“ESG risks” is one of those somewhat maddening terms of art in corporate compliance. It’s clear enough to understand that environmental, social, and governance issues are things a company shouldn’t ignore — but also too imprecise for compliance and risk professionals to have a standard process for dealing with them.
That may be starting to change.
For example, banks are starting to ask more probing questions about ESG risks when considering whether to lend money to corporate customers. That makes sense; if banks are lending to a real estate developer who wants to rehab an urban waterfront, they want to understand that project’s risks from climate change. If they’re lending to a firearms business, they want to know the risks around gun control legislation or litigation over mass shootings.
The fund will push companies to disclose more about ESG risks and give more support to shareholder resolutions calling for companies to do more about climate change.
The banks aren’t alone. BlackRock, the largest investment fund in the world, just announced that it will pay far more heed to climate change and sustainability issues as it decides where to invest its $7 trillion pile of cash. The fund will push companies to disclose more about ESG risks and give more support to shareholder resolutions calling for companies to do more about climate change.
What’s interesting is that banks and BlackRock aren’t pushing companies to take specific stances on ESG issues They simply want companies to disclose their ESG risks in a more structured manner. They want to know how a company has quantified and mitigated those risks, so they can make better investment decisions.
As often happens, that requires a blend of compliance and risk management. One without the other won’t do much.
Begin With a Bigger Risk Assessment
To assess your ESG risks accurately, you first need a framework or set of standards to assess your business operations against. Compliance and risk officers have numerous choices.
For example, the Sustainability Accounting Standards Board (SASB) has been publishing industry-specific sustainability standards since 2011. It has standards for 77 industries, from mining to food & beverage to transportation plus many more. SASB has also developed a set of standards for sustainability issues it deems financially material — an important consideration for publicly traded companies.
SASB isn’t the only option. The Organization for Economic Co-operation and Development (OECD) has its Due Diligence Guidance for Responsible Business Conduct, published in 2018. The Corporate Human Rights Benchmark ranks large companies based on their sustainability disclosures, and lists what those disclosures are. ISO 26000 offers a path for social responsibility, although technically it’s only guidance rather than a formal ISO standard where a company can certify its compliance. The Global Reporting Initiative (GRI) is yet another.
None of these standards are legally required; a company can choose which one makes the most sense for its own operations. Some even complement each other. For example, you might choose to use SASB or GRI standards for disclosure, and follow the OECD guidance to perform the supply chain due diligence that will inform what you ultimately disclose.
From there, the mechanics of the next steps should sound familiar. The company performs a gap analysis to see how its current operations differ from ideal ESG standards. You use tools to track remediation steps, test improvements, and document progress. The data is fed into a sustainability report that can be disclosed to investors, lenders, consumers, or anyone else.
At an abstract level, that process isn’t new. It’s the same one companies have used for years…
At an abstract level, that process isn’t new. It’s the same one companies have used for years to develop compliance with the Sarbanes-Oxley Act, Justice Department expectations for FCPA compliance, or any number of other regulations.
What’s New Is the Urgency of ESG Risk Management
Regulators have been edging toward ESG issues for some time. For example, the Securities and Exchange Commission has guidance pushing companies to discuss climate change risk (although the guidance is 10 years old and has never been the source of enforcement action). The European Union has its Directive on Non-Financial Reporting, requiring large companies to publish sustainability reports.

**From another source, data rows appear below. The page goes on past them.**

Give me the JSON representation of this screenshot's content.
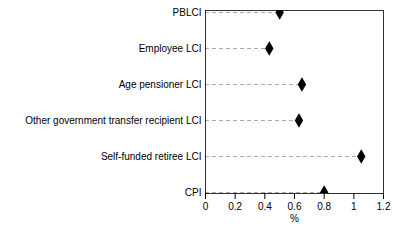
{
  "chart_data": {
    "type": "lollipop",
    "orientation": "horizontal",
    "categories": [
      "PBLCI",
      "Employee LCI",
      "Age pensioner LCI",
      "Other government transfer recipient LCI",
      "Self-funded retiree LCI",
      "CPI"
    ],
    "values": [
      0.5,
      0.43,
      0.65,
      0.63,
      1.05,
      0.8
    ],
    "xlabel": "%",
    "xlim": [
      0,
      1.2
    ],
    "xticks": [
      0,
      0.2,
      0.4,
      0.6,
      0.8,
      1.0,
      1.2
    ],
    "color": "black",
    "marker": "diamond",
    "line_style": "dashed",
    "grid": false
  }
}
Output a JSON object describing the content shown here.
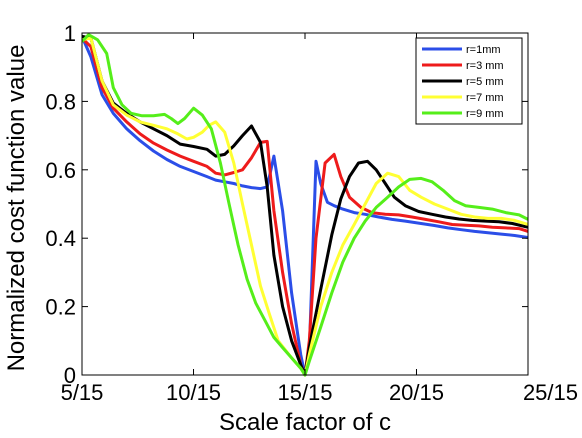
{
  "chart_data": {
    "type": "line",
    "xlabel": "Scale factor of c",
    "ylabel": "Normalized cost function value",
    "xlim": [
      0.3333,
      1.6667
    ],
    "ylim": [
      0,
      1
    ],
    "x_ticks": [
      {
        "value": 0.3333,
        "label": "5/15"
      },
      {
        "value": 0.6667,
        "label": "10/15"
      },
      {
        "value": 1.0,
        "label": "15/15"
      },
      {
        "value": 1.3333,
        "label": "20/15"
      },
      {
        "value": 1.6667,
        "label": "25/15"
      }
    ],
    "y_ticks": [
      {
        "value": 0,
        "label": "0"
      },
      {
        "value": 0.2,
        "label": "0.2"
      },
      {
        "value": 0.4,
        "label": "0.4"
      },
      {
        "value": 0.6,
        "label": "0.6"
      },
      {
        "value": 0.8,
        "label": "0.8"
      },
      {
        "value": 1,
        "label": "1"
      }
    ],
    "grid": false,
    "legend_position": "top-right",
    "series": [
      {
        "name": "r=1mm",
        "color": "#2b4ee8",
        "points": [
          [
            0.333,
            0.99
          ],
          [
            0.36,
            0.93
          ],
          [
            0.393,
            0.82
          ],
          [
            0.427,
            0.765
          ],
          [
            0.467,
            0.72
          ],
          [
            0.507,
            0.685
          ],
          [
            0.547,
            0.655
          ],
          [
            0.587,
            0.63
          ],
          [
            0.627,
            0.61
          ],
          [
            0.667,
            0.595
          ],
          [
            0.707,
            0.58
          ],
          [
            0.733,
            0.57
          ],
          [
            0.76,
            0.565
          ],
          [
            0.787,
            0.56
          ],
          [
            0.813,
            0.553
          ],
          [
            0.84,
            0.548
          ],
          [
            0.867,
            0.545
          ],
          [
            0.887,
            0.55
          ],
          [
            0.907,
            0.64
          ],
          [
            0.933,
            0.48
          ],
          [
            0.96,
            0.24
          ],
          [
            0.987,
            0.06
          ],
          [
            1.0,
            0.0
          ],
          [
            1.013,
            0.07
          ],
          [
            1.033,
            0.625
          ],
          [
            1.047,
            0.56
          ],
          [
            1.067,
            0.505
          ],
          [
            1.087,
            0.495
          ],
          [
            1.113,
            0.485
          ],
          [
            1.147,
            0.475
          ],
          [
            1.18,
            0.47
          ],
          [
            1.22,
            0.462
          ],
          [
            1.26,
            0.455
          ],
          [
            1.3,
            0.45
          ],
          [
            1.347,
            0.443
          ],
          [
            1.387,
            0.437
          ],
          [
            1.427,
            0.43
          ],
          [
            1.467,
            0.425
          ],
          [
            1.507,
            0.42
          ],
          [
            1.547,
            0.416
          ],
          [
            1.587,
            0.412
          ],
          [
            1.627,
            0.408
          ],
          [
            1.667,
            0.402
          ]
        ]
      },
      {
        "name": "r=3 mm",
        "color": "#ee1b1b",
        "points": [
          [
            0.333,
            0.985
          ],
          [
            0.36,
            0.96
          ],
          [
            0.393,
            0.84
          ],
          [
            0.427,
            0.78
          ],
          [
            0.467,
            0.74
          ],
          [
            0.507,
            0.705
          ],
          [
            0.547,
            0.678
          ],
          [
            0.587,
            0.658
          ],
          [
            0.627,
            0.64
          ],
          [
            0.667,
            0.625
          ],
          [
            0.707,
            0.61
          ],
          [
            0.733,
            0.59
          ],
          [
            0.76,
            0.585
          ],
          [
            0.787,
            0.592
          ],
          [
            0.813,
            0.6
          ],
          [
            0.84,
            0.635
          ],
          [
            0.867,
            0.68
          ],
          [
            0.887,
            0.683
          ],
          [
            0.907,
            0.48
          ],
          [
            0.933,
            0.3
          ],
          [
            0.96,
            0.15
          ],
          [
            0.987,
            0.03
          ],
          [
            1.0,
            0.0
          ],
          [
            1.013,
            0.1
          ],
          [
            1.033,
            0.4
          ],
          [
            1.06,
            0.62
          ],
          [
            1.087,
            0.645
          ],
          [
            1.107,
            0.58
          ],
          [
            1.133,
            0.52
          ],
          [
            1.167,
            0.49
          ],
          [
            1.2,
            0.475
          ],
          [
            1.24,
            0.47
          ],
          [
            1.28,
            0.468
          ],
          [
            1.32,
            0.462
          ],
          [
            1.36,
            0.455
          ],
          [
            1.4,
            0.448
          ],
          [
            1.44,
            0.44
          ],
          [
            1.48,
            0.438
          ],
          [
            1.52,
            0.436
          ],
          [
            1.56,
            0.432
          ],
          [
            1.6,
            0.43
          ],
          [
            1.64,
            0.428
          ],
          [
            1.667,
            0.42
          ]
        ]
      },
      {
        "name": "r=5 mm",
        "color": "#000000",
        "points": [
          [
            0.333,
            0.99
          ],
          [
            0.36,
            0.985
          ],
          [
            0.393,
            0.86
          ],
          [
            0.427,
            0.795
          ],
          [
            0.467,
            0.765
          ],
          [
            0.507,
            0.74
          ],
          [
            0.547,
            0.72
          ],
          [
            0.587,
            0.7
          ],
          [
            0.627,
            0.675
          ],
          [
            0.667,
            0.668
          ],
          [
            0.707,
            0.66
          ],
          [
            0.733,
            0.64
          ],
          [
            0.76,
            0.645
          ],
          [
            0.787,
            0.67
          ],
          [
            0.813,
            0.7
          ],
          [
            0.84,
            0.728
          ],
          [
            0.867,
            0.68
          ],
          [
            0.887,
            0.55
          ],
          [
            0.907,
            0.35
          ],
          [
            0.933,
            0.2
          ],
          [
            0.96,
            0.1
          ],
          [
            0.987,
            0.03
          ],
          [
            1.0,
            0.0
          ],
          [
            1.013,
            0.08
          ],
          [
            1.047,
            0.25
          ],
          [
            1.08,
            0.41
          ],
          [
            1.107,
            0.515
          ],
          [
            1.133,
            0.58
          ],
          [
            1.16,
            0.62
          ],
          [
            1.187,
            0.625
          ],
          [
            1.213,
            0.6
          ],
          [
            1.24,
            0.56
          ],
          [
            1.267,
            0.52
          ],
          [
            1.3,
            0.495
          ],
          [
            1.34,
            0.478
          ],
          [
            1.38,
            0.47
          ],
          [
            1.42,
            0.462
          ],
          [
            1.46,
            0.456
          ],
          [
            1.5,
            0.452
          ],
          [
            1.54,
            0.45
          ],
          [
            1.58,
            0.448
          ],
          [
            1.62,
            0.443
          ],
          [
            1.667,
            0.432
          ]
        ]
      },
      {
        "name": "r=7 mm",
        "color": "#ffff33",
        "points": [
          [
            0.333,
            0.98
          ],
          [
            0.36,
            0.985
          ],
          [
            0.393,
            0.86
          ],
          [
            0.427,
            0.79
          ],
          [
            0.467,
            0.76
          ],
          [
            0.507,
            0.74
          ],
          [
            0.547,
            0.73
          ],
          [
            0.587,
            0.72
          ],
          [
            0.62,
            0.705
          ],
          [
            0.647,
            0.69
          ],
          [
            0.667,
            0.695
          ],
          [
            0.693,
            0.71
          ],
          [
            0.713,
            0.73
          ],
          [
            0.733,
            0.74
          ],
          [
            0.76,
            0.71
          ],
          [
            0.787,
            0.62
          ],
          [
            0.813,
            0.5
          ],
          [
            0.84,
            0.38
          ],
          [
            0.867,
            0.26
          ],
          [
            0.893,
            0.18
          ],
          [
            0.92,
            0.1
          ],
          [
            0.96,
            0.05
          ],
          [
            0.987,
            0.02
          ],
          [
            1.0,
            0.0
          ],
          [
            1.013,
            0.06
          ],
          [
            1.047,
            0.2
          ],
          [
            1.08,
            0.3
          ],
          [
            1.113,
            0.38
          ],
          [
            1.147,
            0.44
          ],
          [
            1.18,
            0.5
          ],
          [
            1.213,
            0.56
          ],
          [
            1.247,
            0.59
          ],
          [
            1.28,
            0.58
          ],
          [
            1.313,
            0.54
          ],
          [
            1.347,
            0.52
          ],
          [
            1.387,
            0.5
          ],
          [
            1.427,
            0.485
          ],
          [
            1.467,
            0.47
          ],
          [
            1.507,
            0.462
          ],
          [
            1.547,
            0.458
          ],
          [
            1.587,
            0.458
          ],
          [
            1.627,
            0.452
          ],
          [
            1.667,
            0.44
          ]
        ]
      },
      {
        "name": "r=9 mm",
        "color": "#55ee1a",
        "points": [
          [
            0.333,
            0.975
          ],
          [
            0.353,
            0.995
          ],
          [
            0.38,
            0.98
          ],
          [
            0.407,
            0.94
          ],
          [
            0.427,
            0.84
          ],
          [
            0.453,
            0.79
          ],
          [
            0.48,
            0.765
          ],
          [
            0.513,
            0.758
          ],
          [
            0.547,
            0.758
          ],
          [
            0.58,
            0.762
          ],
          [
            0.6,
            0.75
          ],
          [
            0.62,
            0.735
          ],
          [
            0.64,
            0.75
          ],
          [
            0.667,
            0.78
          ],
          [
            0.693,
            0.76
          ],
          [
            0.72,
            0.72
          ],
          [
            0.747,
            0.62
          ],
          [
            0.773,
            0.5
          ],
          [
            0.8,
            0.38
          ],
          [
            0.827,
            0.28
          ],
          [
            0.853,
            0.21
          ],
          [
            0.88,
            0.16
          ],
          [
            0.907,
            0.11
          ],
          [
            0.933,
            0.08
          ],
          [
            0.96,
            0.05
          ],
          [
            0.987,
            0.02
          ],
          [
            1.0,
            0.0
          ],
          [
            1.013,
            0.04
          ],
          [
            1.047,
            0.14
          ],
          [
            1.08,
            0.24
          ],
          [
            1.113,
            0.33
          ],
          [
            1.147,
            0.4
          ],
          [
            1.18,
            0.45
          ],
          [
            1.213,
            0.49
          ],
          [
            1.247,
            0.52
          ],
          [
            1.28,
            0.55
          ],
          [
            1.313,
            0.572
          ],
          [
            1.347,
            0.575
          ],
          [
            1.38,
            0.565
          ],
          [
            1.413,
            0.54
          ],
          [
            1.447,
            0.51
          ],
          [
            1.48,
            0.495
          ],
          [
            1.52,
            0.49
          ],
          [
            1.56,
            0.485
          ],
          [
            1.6,
            0.475
          ],
          [
            1.64,
            0.468
          ],
          [
            1.667,
            0.455
          ]
        ]
      }
    ]
  }
}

The real action, however, is coming from people with money to invest or time to spend on social media. Companies are getting squeezed from banks and investment funds on one side and hashtag activism on the other. So ESG risk management is getting pushed up the priority list for boards and the C-suite.
Compliance, risk, and audit teams need to think about how to address that priority. Frameworks and assessments might be more the domain of an audit or risk function; policy and procedure management or internal reporting is more the domain of compliance.
Plus, other functions like procurement or operating units in the First Line of Defense are the ones making the business run in this new, ESG-managed world. So you need their support too, or else ESG will be just another program that looks great on paper but exists nowhere else.
Again, the mechanics of that should feel familiar. In-house risk or compliance committees have existed for years, grappling with SOX or FCPA or cybersecurity or whatever else comes along. Many of the people who serve on those committees would be the same ones serving on an ESG committee — or even better, the risk committee expands its duties to include ESG too.
The urgency is growing, and some frameworks and other tools to address ESG are new. The fundamental process, however, is not.